Routinier van Burik und Jungprofi Wallschläger über die Hertha-Generationen

Können Sie sich noch an Ihr erstes Jahr als Profi erinnern, Herr van Burik?

VAN BURIK: Ja, das war bei Ajax Amsterdam, ich war 17. Die Leute waren am Anfang ziemlich skeptisch. Das Niveau war sehr hoch. Ich musste mich beweisen, um akzeptiert zu werden.

Was heißt beweisen? Galt das in der neuen Umgebung auch neben dem Platz?

VAN BURIK: Nein, vor allem auf dem Feld. Wenn du das Level halten kannst, wirst du akzeptiert. Bei Hertha ist das auch nicht so schwierig im Moment. Da kann man sich schnell wohl fühlen. Aber ich weiß ja nicht genau, wie Amadeus das sieht. Fühlst du dich wohl?

WALLSCHLÄGER: Ja, ich denke schon. Bis jetzt gab es keine Probleme. Es ist wichtig, dass man den erfahrenen Spielern Respekt entgegenbringt. In erster Linie zählt die Leistung, für mich ist aber auch das Umfeld wichtig.

Ist das nicht ein Widerspruch: Respekt zu zeigen und gleichzeitig den neuen Kollegen zu beweisen, dass man etwas drauf hat?
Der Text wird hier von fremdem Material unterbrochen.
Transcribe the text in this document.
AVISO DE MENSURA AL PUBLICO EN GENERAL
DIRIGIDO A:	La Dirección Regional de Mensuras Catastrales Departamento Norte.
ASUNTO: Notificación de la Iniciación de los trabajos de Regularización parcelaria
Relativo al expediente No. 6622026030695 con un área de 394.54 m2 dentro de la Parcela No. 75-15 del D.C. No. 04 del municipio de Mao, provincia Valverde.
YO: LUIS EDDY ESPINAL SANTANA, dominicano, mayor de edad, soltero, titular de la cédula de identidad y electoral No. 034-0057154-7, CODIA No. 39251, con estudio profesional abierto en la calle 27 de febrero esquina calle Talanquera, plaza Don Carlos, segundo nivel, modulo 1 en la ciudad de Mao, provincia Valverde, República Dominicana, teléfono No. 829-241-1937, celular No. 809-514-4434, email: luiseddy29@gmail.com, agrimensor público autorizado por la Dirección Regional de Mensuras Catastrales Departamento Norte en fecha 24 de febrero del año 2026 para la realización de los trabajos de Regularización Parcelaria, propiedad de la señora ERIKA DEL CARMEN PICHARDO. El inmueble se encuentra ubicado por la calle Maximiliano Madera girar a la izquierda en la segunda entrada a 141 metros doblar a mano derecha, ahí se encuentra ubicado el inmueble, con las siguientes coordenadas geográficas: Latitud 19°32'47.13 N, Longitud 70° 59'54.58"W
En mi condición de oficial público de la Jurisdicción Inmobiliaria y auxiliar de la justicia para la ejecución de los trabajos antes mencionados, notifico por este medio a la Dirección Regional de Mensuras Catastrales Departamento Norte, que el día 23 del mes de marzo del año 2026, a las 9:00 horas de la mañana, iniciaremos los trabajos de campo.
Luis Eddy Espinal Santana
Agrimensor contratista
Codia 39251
WALLSCHLÄGER: Nein. Respekt außerhalb des Platzes ist etwas anders. Auf dem Platz würde das ja in Ehrfurcht übergehen. Darin will ich nicht erstarren. Auf dem Platz sind alle Mitspieler, außerhalb sind sie Freunde. Man muss immer bedenken, wer was erreicht hat. Du hast doch schon mehr als 200 Bundesligaspiele, oder Dick? Ich habe noch keines.

VAN BURIK: Ja, aber wir Älteren sollten den Jungen auch Respekt zeigen. Natürlich gibt es Konflikte zwischen Jung und Alt, aber die gibt es auch unter Gleichaltrigen.

Das Thema Respekt spielte in der vergangenen Saison eine große Rolle. Der junge Stürmer Solomon Okoronkwo hat im Trainingslager vor einem halben Jahr gesagt, dass er sich mehr Respekt von den älteren Spielern wünschen würde.

VAN BURIK: Da fühle ich mich nicht angesprochen. Ich weiß nicht, wer Solomon gegenüber keinen Respekt gezeigt hat. Wenn das so war, hätte er Vor- und Zunamen nennen und die Person darauf ansprechen sollen.

Wie kann man den Jüngeren zeigen, dass sie akzeptiert werden?

VAN BURIK: Ich behandele jeden so, wie auch ich gerne behandelt werden würde. Wenn ich denken würde, was willst du kleiner Wurm denn, dann wäre das die falsche Lebenseinstellung.

Herr Wallschläger, Sie sind zusammen mit Chinedu Ede, Nico Pellatz, Patrick Ebert und Robert Müller aus der zweiten in die erste Mannschaft aufgerückt. Es war zu sehen, dass die jüngsten Spieler im Training häufig unter sich sind. Ist das hinderlich für die Integration?

WALLSCHLÄGER: Es ist im Moment noch so, dass wir uns suchen, wir kennen uns einfach besser. Außerdem spielen wir im Training häufig Jung gegen Alt.

VAN BURIK: Ist doch klar, dass die Jungen nacheinander schauen. Die haben die gleichen Interessen. Im Trainingslager rede ich ja auch lieber mit Christian Fiedler über Kinder als mit Kevin-Prince Boateng über seine Playstation.

Heute spielen die Jungen Playstation. Was haben Sie früher gemacht?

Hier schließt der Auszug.